Graham Wallas grinds on, making no personal claims, impersonal and almost callous in his manner, an English gentleman in his relations with women to whom flirtation, let alone an intrigue, would seem underbred as well as unkind and dishonourable. All the same, he is not positively unhappy, only perpetually overworked and living in a grey cloudland of dutiful effort.
(4) Beatrice Webb, diary entry (14th January, 1898)
Our old friend Graham Wallas has married - Ada Radford, a woman of forty or thereabouts and one of a cultivated, public-spirited, somewhat aesthetic middle-class family. She was educated at Girton, became assistant mistress of High School, then secretary to a Working Women's College, then a writer for the Yellow Book. I do not take to her. She is obviously a good woman - sweet-natured (Graham says humorous) with decision and capacity. With Madonna-like features, good complexion and soft golden hair, she ought to be pleasant to look at: but as a matter of principle she dresses in yellow-green sloppy garments, large garden hat with bows of green silk - her hair is always coming down - and generally speaking, she looks as if she had tumbled up out of an armchair in which she had slept the night, and her movements are aggressively ugly.
(5) Graham Wallas, Human Nature in Politics (1908)
The study of politics is now in an unsatisfactory position. Throughout Europe and America, representative democracy is generally accepted as the best form of government; but those who have had most experience of its actual working are often disappointed and apprehensive.
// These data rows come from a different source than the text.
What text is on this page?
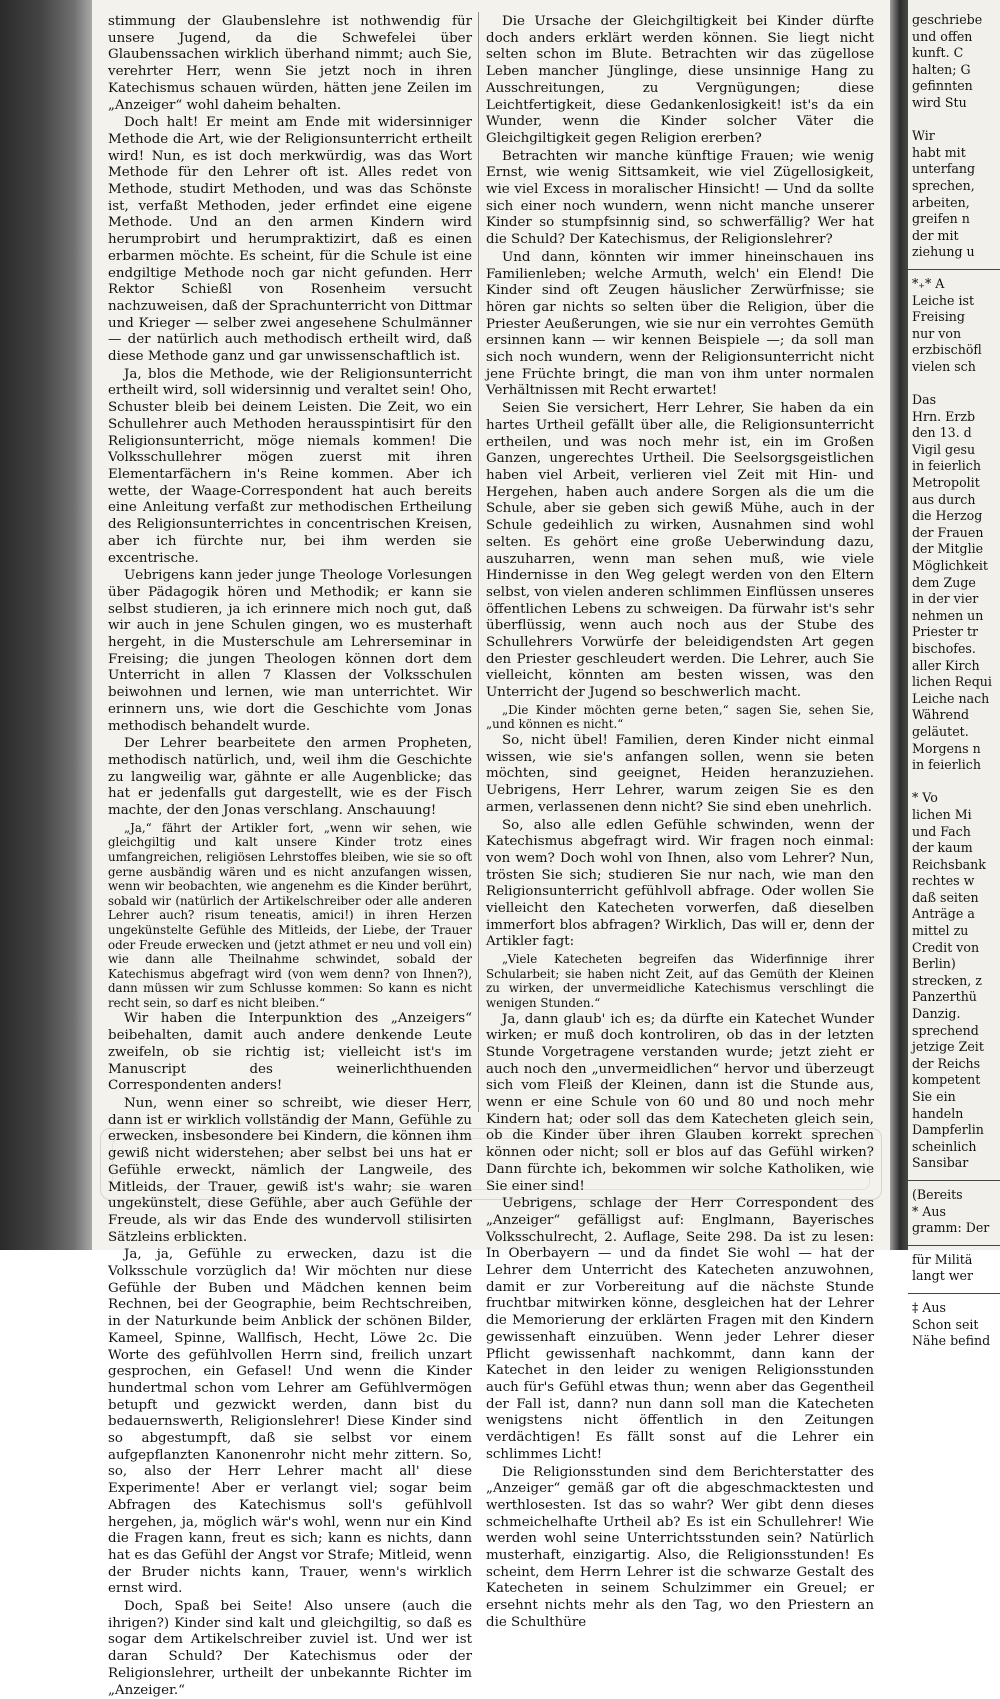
stimmung der Glaubenslehre ist nothwendig für unsere Jugend, da die Schwefelei über Glaubenssachen wirklich überhand nimmt; auch Sie, verehrter Herr, wenn Sie jetzt noch in ihren Katechismus schauen würden, hätten jene Zeilen im „Anzeiger“ wohl daheim behalten.

Doch halt! Er meint am Ende mit widersinniger Methode die Art, wie der Religionsunterricht ertheilt wird! Nun, es ist doch merkwürdig, was das Wort Methode für den Lehrer oft ist. Alles redet von Methode, studirt Methoden, und was das Schönste ist, verfaßt Methoden, jeder erfindet eine eigene Methode. Und an den armen Kindern wird herumprobirt und herumpraktizirt, daß es einen erbarmen möchte. Es scheint, für die Schule ist eine endgiltige Methode noch gar nicht gefunden. Herr Rektor Schießl von Rosenheim versucht nachzuweisen, daß der Sprachunterricht von Dittmar und Krieger — selber zwei angesehene Schulmänner — der natürlich auch methodisch ertheilt wird, daß diese Methode ganz und gar unwissenschaftlich ist.

Ja, blos die Methode, wie der Religionsunterricht ertheilt wird, soll widersinnig und veraltet sein! Oho, Schuster bleib bei deinem Leisten. Die Zeit, wo ein Schullehrer auch Methoden herausspintisirt für den Religionsunterricht, möge niemals kommen! Die Volksschullehrer mögen zuerst mit ihren Elementarfächern in's Reine kommen. Aber ich wette, der Waage-Correspondent hat auch bereits eine Anleitung verfaßt zur methodischen Ertheilung des Religionsunterrichtes in concentrischen Kreisen, aber ich fürchte nur, bei ihm werden sie excentrische.

Uebrigens kann jeder junge Theologe Vorlesungen über Pädagogik hören und Methodik; er kann sie selbst studieren, ja ich erinnere mich noch gut, daß wir auch in jene Schulen gingen, wo es musterhaft hergeht, in die Musterschule am Lehrerseminar in Freising; die jungen Theologen können dort dem Unterricht in allen 7 Klassen der Volksschulen beiwohnen und lernen, wie man unterrichtet. Wir erinnern uns, wie dort die Geschichte vom Jonas methodisch behandelt wurde.

Der Lehrer bearbeitete den armen Propheten, methodisch natürlich, und, weil ihm die Geschichte zu langweilig war, gähnte er alle Augenblicke; das hat er jedenfalls gut dargestellt, wie es der Fisch machte, der den Jonas verschlang. Anschauung!

„Ja,“ fährt der Artikler fort, „wenn wir sehen, wie gleichgiltig und kalt unsere Kinder trotz eines umfangreichen, religiösen Lehrstoffes bleiben, wie sie so oft gerne ausbändig wären und es nicht anzufangen wissen, wenn wir beobachten, wie angenehm es die Kinder berührt, sobald wir (natürlich der Artikelschreiber oder alle anderen Lehrer auch? risum teneatis, amici!) in ihren Herzen ungekünstelte Gefühle des Mitleids, der Liebe, der Trauer oder Freude erwecken und (jetzt athmet er neu und voll ein) wie dann alle Theilnahme schwindet, sobald der Katechismus abgefragt wird (von wem denn? von Ihnen?), dann müssen wir zum Schlusse kommen: So kann es nicht recht sein, so darf es nicht bleiben.“

Wir haben die Interpunktion des „Anzeigers“ beibehalten, damit auch andere denkende Leute zweifeln, ob sie richtig ist; vielleicht ist's im Manuscript des weinerlichthuenden Correspondenten anders!

Nun, wenn einer so schreibt, wie dieser Herr, dann ist er wirklich vollständig der Mann, Gefühle zu erwecken, insbesondere bei Kindern, die können ihm gewiß nicht widerstehen; aber selbst bei uns hat er Gefühle erweckt, nämlich der Langweile, des Mitleids, der Trauer, gewiß ist's wahr; sie waren ungekünstelt, diese Gefühle, aber auch Gefühle der Freude, als wir das Ende des wundervoll stilisirten Sätzleins erblickten.

Ja, ja, Gefühle zu erwecken, dazu ist die Volksschule vorzüglich da! Wir möchten nur diese Gefühle der Buben und Mädchen kennen beim Rechnen, bei der Geographie, beim Rechtschreiben, in der Naturkunde beim Anblick der schönen Bilder, Kameel, Spinne, Wallfisch, Hecht, Löwe 2c. Die Worte des gefühlvollen Herrn sind, freilich unzart gesprochen, ein Gefasel! Und wenn die Kinder hundertmal schon vom Lehrer am Gefühlvermögen betupft und gezwickt werden, dann bist du bedauernswerth, Religionslehrer! Diese Kinder sind so abgestumpft, daß sie selbst vor einem aufgepflanzten Kanonenrohr nicht mehr zittern. So, so, also der Herr Lehrer macht all' diese Experimente! Aber er verlangt viel; sogar beim Abfragen des Katechismus soll's gefühlvoll hergehen, ja, möglich wär's wohl, wenn nur ein Kind die Fragen kann, freut es sich; kann es nichts, dann hat es das Gefühl der Angst vor Strafe; Mitleid, wenn der Bruder nichts kann, Trauer, wenn's wirklich ernst wird.

Doch, Spaß bei Seite! Also unsere (auch die ihrigen?) Kinder sind kalt und gleichgiltig, so daß es sogar dem Artikelschreiber zuviel ist. Und wer ist daran Schuld? Der Katechismus oder der Religionslehrer, urtheilt der unbekannte Richter im „Anzeiger.“

Die Ursache der Gleichgiltigkeit bei Kinder dürfte doch anders erklärt werden können. Sie liegt nicht selten schon im Blute. Betrachten wir das zügellose Leben mancher Jünglinge, diese unsinnige Hang zu Ausschreitungen, zu Vergnügungen; diese Leichtfertigkeit, diese Gedankenlosigkeit! ist's da ein Wunder, wenn die Kinder solcher Väter die Gleichgiltigkeit gegen Religion ererben?

Betrachten wir manche künftige Frauen; wie wenig Ernst, wie wenig Sittsamkeit, wie viel Zügellosigkeit, wie viel Excess in moralischer Hinsicht! — Und da sollte sich einer noch wundern, wenn nicht manche unserer Kinder so stumpfsinnig sind, so schwerfällig? Wer hat die Schuld? Der Katechismus, der Religionslehrer?

Und dann, könnten wir immer hineinschauen ins Familienleben; welche Armuth, welch' ein Elend! Die Kinder sind oft Zeugen häuslicher Zerwürfnisse; sie hören gar nichts so selten über die Religion, über die Priester Aeußerungen, wie sie nur ein verrohtes Gemüth ersinnen kann — wir kennen Beispiele —; da soll man sich noch wundern, wenn der Religionsunterricht nicht jene Früchte bringt, die man von ihm unter normalen Verhältnissen mit Recht erwartet!

Seien Sie versichert, Herr Lehrer, Sie haben da ein hartes Urtheil gefällt über alle, die Religionsunterricht ertheilen, und was noch mehr ist, ein im Großen Ganzen, ungerechtes Urtheil. Die Seelsorgsgeistlichen haben viel Arbeit, verlieren viel Zeit mit Hin- und Hergehen, haben auch andere Sorgen als die um die Schule, aber sie geben sich gewiß Mühe, auch in der Schule gedeihlich zu wirken, Ausnahmen sind wohl selten. Es gehört eine große Ueberwindung dazu, auszuharren, wenn man sehen muß, wie viele Hindernisse in den Weg gelegt werden von den Eltern selbst, von vielen anderen schlimmen Einflüssen unseres öffentlichen Lebens zu schweigen. Da fürwahr ist's sehr überflüssig, wenn auch noch aus der Stube des Schullehrers Vorwürfe der beleidigendsten Art gegen den Priester geschleudert werden. Die Lehrer, auch Sie vielleicht, könnten am besten wissen, was den Unterricht der Jugend so beschwerlich macht.

„Die Kinder möchten gerne beten,“ sagen Sie, sehen Sie, „und können es nicht.“

So, nicht übel! Familien, deren Kinder nicht einmal wissen, wie sie's anfangen sollen, wenn sie beten möchten, sind geeignet, Heiden heranzuziehen. Uebrigens, Herr Lehrer, warum zeigen Sie es den armen, verlassenen denn nicht? Sie sind eben unehrlich.

So, also alle edlen Gefühle schwinden, wenn der Katechismus abgefragt wird. Wir fragen noch einmal: von wem? Doch wohl von Ihnen, also vom Lehrer? Nun, trösten Sie sich; studieren Sie nur nach, wie man den Religionsunterricht gefühlvoll abfrage. Oder wollen Sie vielleicht den Katecheten vorwerfen, daß dieselben immerfort blos abfragen? Wirklich, Das will er, denn der Artikler fagt:

„Viele Katecheten begreifen das Widerfinnige ihrer Schularbeit; sie haben nicht Zeit, auf das Gemüth der Kleinen zu wirken, der unvermeidliche Katechismus verschlingt die wenigen Stunden.“

Ja, dann glaub' ich es; da dürfte ein Katechet Wunder wirken; er muß doch kontroliren, ob das in der letzten Stunde Vorgetragene verstanden wurde; jetzt zieht er auch noch den „unvermeidlichen“ hervor und überzeugt sich vom Fleiß der Kleinen, dann ist die Stunde aus, wenn er eine Schule von 60 und 80 und noch mehr Kindern hat; oder soll das dem Katecheten gleich sein, ob die Kinder über ihren Glauben korrekt sprechen können oder nicht; soll er blos auf das Gefühl wirken? Dann fürchte ich, bekommen wir solche Katholiken, wie Sie einer sind!

Uebrigens, schlage der Herr Correspondent des „Anzeiger“ gefälligst auf: Englmann, Bayerisches Volksschulrecht, 2. Auflage, Seite 298. Da ist zu lesen: In Oberbayern — und da findet Sie wohl — hat der Lehrer dem Unterricht des Katecheten anzuwohnen, damit er zur Vorbereitung auf die nächste Stunde fruchtbar mitwirken könne, desgleichen hat der Lehrer die Memorierung der erklärten Fragen mit den Kindern gewissenhaft einzuüben. Wenn jeder Lehrer dieser Pflicht gewissenhaft nachkommt, dann kann der Katechet in den leider zu wenigen Religionsstunden auch für's Gefühl etwas thun; wenn aber das Gegentheil der Fall ist, dann? nun dann soll man die Katecheten wenigstens nicht öffentlich in den Zeitungen verdächtigen! Es fällt sonst auf die Lehrer ein schlimmes Licht!

Die Religionsstunden sind dem Berichterstatter des „Anzeiger“ gemäß gar oft die abgeschmacktesten und werthlosesten. Ist das so wahr? Wer gibt denn dieses schmeichelhafte Urtheil ab? Es ist ein Schullehrer! Wie werden wohl seine Unterrichtsstunden sein? Natürlich musterhaft, einzigartig. Also, die Religionsstunden! Es scheint, dem Herrn Lehrer ist die schwarze Gestalt des Katecheten in seinem Schulzimmer ein Greuel; er ersehnt nichts mehr als den Tag, wo den Priestern an die Schulthüre

geschriebe
und offen
kunft. C
halten; G
gefinnten
wird Stu
Wir
habt mit
unterfang
sprechen,
arbeiten,
greifen n
der mit
ziehung u
*₊* A
Leiche ist
Freising
nur von
erzbischöfl
vielen sch
Das
Hrn. Erzb
den 13. d
Vigil gesu
in feierlich
Metropolit
aus durch
die Herzog
der Frauen
der Mitglie
Möglichkeit
dem Zuge
in der vier
nehmen un
Priester tr
bischofes.
aller Kirch
lichen Requi
Leiche nach
Während
geläutet.
Morgens n
in feierlich
* Vo
lichen Mi
und Fach
der kaum
Reichsbank
rechtes w
daß seiten
Anträge a
mittel zu
Credit von
Berlin)
strecken, z
Panzerthü
Danzig.
sprechend
jetzige Zeit
der Reichs
kompetent
Sie ein
handeln
Dampferlin
scheinlich
Sansibar
(Bereits
* Aus
gramm: Der
für Militä
langt wer
‡ Aus
Schon seit
Nähe befind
Democracy has not been extended to non-European races, and during the last few years many
democratic movements have failed. This dissatisfaction has led to much study of political institutions; but little attention has been recently given in works on politics to the facts of human nature. Political science in the past was mainly based, on conceptions of human nature, but the discredit of the dogmatic political
writers of the early nineteenth century has made modern students of politics over-anxious to avoid anything which recalls their methods. That advance therefore of psychology which has transformed pedagogy and criminology has left politics largely unchanged.
The neglect of the study of human nature is likely, however, to prove only a temporary phase of political thought, and there are already signs that it, is coming to an end.